Rick, I can’t wait for your next book. Bravo!
Hibbingite writes twisted medical tale
HIBBING — Readers who are looking for a whodunit that will keep them up all night are in for a treat.
Hibbing native Rick Novak recently released his first book “The Doctor and Mr. Dylan,” a fiction set in Hibbing that merges anesthesia complications, a tumultuous marriage and the legend of Bob Dylan.
“The dialogue is sometimes funny, and there are lots of plot twists,” he said.
Novak said the book will not only entertain readers, but teach them about anesthesiology, Dylanology, the stressful race for elite college admission, and life on the Iron Range.
“The book is very conversational and streamlined,” he said. “I try to write as one would tell a story out loud.”
Novak said “The Doctor and Mr. Dylan” took him three years to perfect. He is currently working on his second book.

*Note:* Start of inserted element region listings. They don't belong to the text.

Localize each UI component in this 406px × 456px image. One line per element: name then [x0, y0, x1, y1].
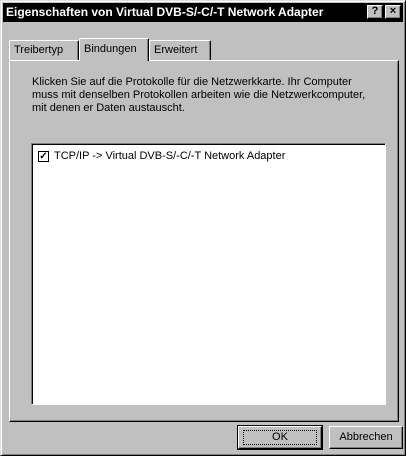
properties-dialog: Eigenschaften von Virtual DVB-S/-C/-T Ne…: [0, 0, 406, 456]
tab-strip: Treibertyp Bindungen Erweitert: [9, 38, 399, 61]
help-button[interactable]: ?: [367, 5, 383, 19]
title-bar[interactable]: Eigenschaften von Virtual DVB-S/-C/-T Ne…: [3, 3, 403, 22]
ok-button-label: OK: [243, 430, 317, 445]
list-item-label: TCP/IP -> Virtual DVB-S/-C/-T Network Ad…: [54, 150, 286, 162]
close-button[interactable]: ×: [385, 5, 401, 19]
tab-bindungen[interactable]: Bindungen: [79, 38, 149, 61]
protocol-listbox[interactable]: ✓ TCP/IP -> Virtual DVB-S/-C/-T Network …: [31, 143, 386, 405]
window-title: Eigenschaften von Virtual DVB-S/-C/-T Ne…: [6, 5, 324, 19]
tab-panel-bindungen: Klicken Sie auf die Protokolle für die N…: [9, 60, 399, 422]
description-text: Klicken Sie auf die Protokolle für die N…: [32, 76, 366, 114]
ok-button[interactable]: OK: [237, 425, 323, 450]
tab-erweitert[interactable]: Erweitert: [149, 40, 211, 60]
tab-treibertyp[interactable]: Treibertyp: [9, 40, 79, 60]
protocol-checkbox[interactable]: ✓: [38, 151, 49, 162]
cancel-button[interactable]: Abbrechen: [329, 426, 403, 449]
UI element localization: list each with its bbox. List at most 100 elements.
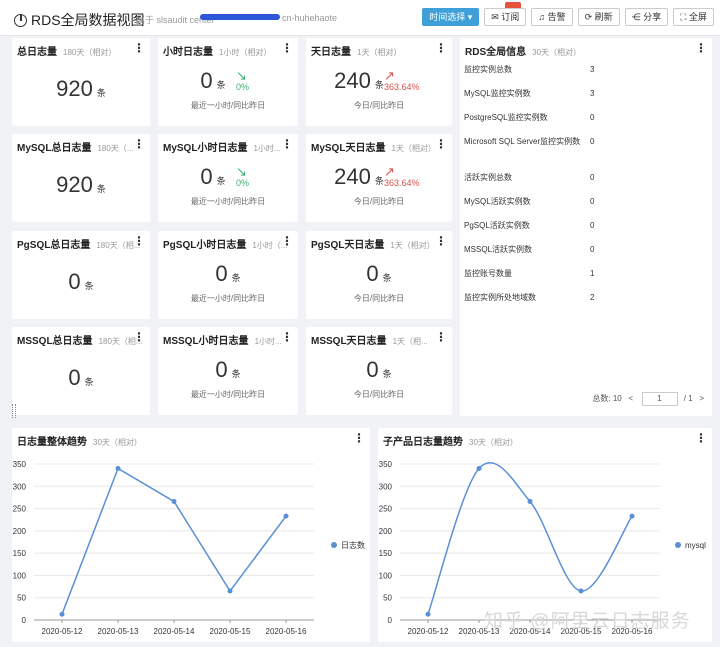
x-tick-label: 2020-05-12: [42, 627, 83, 636]
stat-card-title: PgSQL总日志量 180天（相...: [17, 240, 141, 251]
more-menu-icon[interactable]: ⋮: [435, 234, 447, 248]
x-tick-label: 2020-05-13: [98, 627, 139, 636]
redaction-mark: [200, 14, 280, 20]
y-tick-label: 100: [379, 571, 393, 580]
stat-value: 0条: [68, 365, 94, 390]
data-point: [227, 588, 233, 594]
stat-card-title: MSSQL总日志量 180天（相...: [17, 336, 143, 347]
more-menu-icon[interactable]: ⋮: [435, 330, 447, 344]
legend-marker: [331, 542, 337, 548]
fullscreen-button[interactable]: ⛶ 全屏: [673, 8, 714, 26]
stat-value: 0条: [200, 68, 226, 93]
stat-card: PgSQL天日志量 1天（相对） ⋮ 0 条今日/同比昨日: [306, 231, 452, 319]
refresh-button[interactable]: ⟳ 刷新: [577, 8, 620, 26]
compare-label: 最近一小时/同比昨日: [190, 101, 266, 110]
y-tick-label: 50: [383, 594, 392, 603]
subscribe-button[interactable]: ✉ 订阅: [484, 8, 527, 26]
drag-handle[interactable]: [12, 404, 16, 418]
more-menu-icon[interactable]: ⋮: [695, 41, 707, 55]
y-tick-label: 150: [13, 549, 27, 558]
stat-card-title: 总日志量 180天（相对）: [17, 47, 117, 58]
alert-button[interactable]: ♫ 告警: [531, 8, 573, 26]
stat-value: 0条: [215, 357, 241, 382]
fullscreen-icon: ⛶: [680, 12, 689, 22]
stat-card: MySQL天日志量 1天（相对） ⋮ 240 条 ↗ 363.64% 今日/同比昨日: [306, 134, 452, 222]
compare-label: 最近一小时/同比昨日: [190, 197, 266, 206]
stat-value: 240 条: [334, 68, 384, 93]
x-tick-label: 2020-05-12: [408, 627, 449, 636]
data-point: [115, 465, 121, 471]
stat-value: 0条: [68, 269, 94, 294]
more-menu-icon[interactable]: ⋮: [133, 330, 145, 344]
rds-info-table: RDS全局信息 30天（相对） ⋮ 监控实例总数 3 MySQL监控实例数 3 Postg…: [460, 38, 712, 416]
y-tick-label: 300: [379, 482, 393, 491]
data-point: [425, 611, 431, 617]
bell-icon: ♫: [538, 12, 548, 22]
stat-card: 总日志量 180天（相对） ⋮ 920 条: [12, 38, 150, 126]
y-tick-label: 200: [13, 527, 27, 536]
more-menu-icon[interactable]: ⋮: [281, 234, 293, 248]
more-menu-icon[interactable]: ⋮: [133, 41, 145, 55]
arrow-down-right-icon: ↘: [236, 68, 247, 83]
stat-card: MSSQL天日志量 1天（相... ⋮ 0 条今日/同比昨日: [306, 327, 452, 415]
next-page-button[interactable]: >: [699, 394, 704, 403]
stat-card: MSSQL总日志量 180天（相... ⋮ 0 条: [12, 327, 150, 415]
trend-indicator: ↘ 0%: [236, 68, 250, 92]
y-tick-label: 150: [379, 549, 393, 558]
y-tick-label: 100: [13, 571, 27, 580]
arrow-up-right-icon: ↗: [384, 164, 395, 179]
stat-value: 920 条: [56, 172, 106, 197]
share-button[interactable]: ⋲ 分享: [624, 8, 669, 26]
page-input[interactable]: 1: [641, 392, 678, 406]
data-point: [578, 588, 584, 594]
stat-card-title: MySQL天日志量 1天（相对）: [311, 143, 436, 154]
stat-card: PgSQL总日志量 180天（相... ⋮ 0 条: [12, 231, 150, 319]
arrow-up-right-icon: ↗: [384, 68, 395, 83]
dashboard-icon: [14, 14, 27, 27]
more-menu-icon[interactable]: ⋮: [281, 41, 293, 55]
more-menu-icon[interactable]: ⋮: [133, 234, 145, 248]
more-menu-icon[interactable]: ⋮: [435, 137, 447, 151]
share-icon: ⋲: [631, 12, 644, 22]
stat-card: MySQL小时日志量 1小时... ⋮ 0 条 ↘ 0% 最近一小时/同比昨日: [158, 134, 298, 222]
y-tick-label: 300: [13, 482, 27, 491]
stat-card: MySQL总日志量 180天（... ⋮ 920 条: [12, 134, 150, 222]
compare-label: 今日/同比昨日: [353, 294, 405, 303]
more-menu-icon[interactable]: ⋮: [281, 137, 293, 151]
more-menu-icon[interactable]: ⋮: [281, 330, 293, 344]
arrow-down-right-icon: ↘: [236, 164, 247, 179]
prev-page-button[interactable]: <: [628, 394, 633, 403]
data-point: [476, 465, 482, 471]
compare-label: 最近一小时/同比昨日: [190, 390, 266, 399]
toolbar: 时间选择 ▾ ✉ 订阅 ♫ 告警 ⟳ 刷新 ⋲ 分享 ⛶ 全屏: [422, 8, 714, 26]
compare-label: 今日/同比昨日: [353, 390, 405, 399]
rds-info-title: RDS全局信息 30天（相对）: [465, 47, 582, 58]
compare-label: 最近一小时/同比昨日: [190, 294, 266, 303]
more-menu-icon[interactable]: ⋮: [133, 137, 145, 151]
data-point: [171, 498, 177, 504]
x-tick-label: 2020-05-16: [266, 627, 307, 636]
stat-card: 小时日志量 1小时（相对） ⋮ 0 条 ↘ 0% 最近一小时/同比昨日: [158, 38, 298, 126]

This review is from: The Doctor and Mr. Dylan (Kindle Edition)
Just finished Dr. Novak’s delightful novel. I sincerely enjoyed his honest take about the pressures and values that exist within California’s Silicon Valley. He also brought the North Country of Minnesota to life with memorable characters and a twisting, addictive plot. Buried beneath the fun and funny story is a deeper message about how to best care for your kids, your relationships and yourself. Very well written and highly recommended.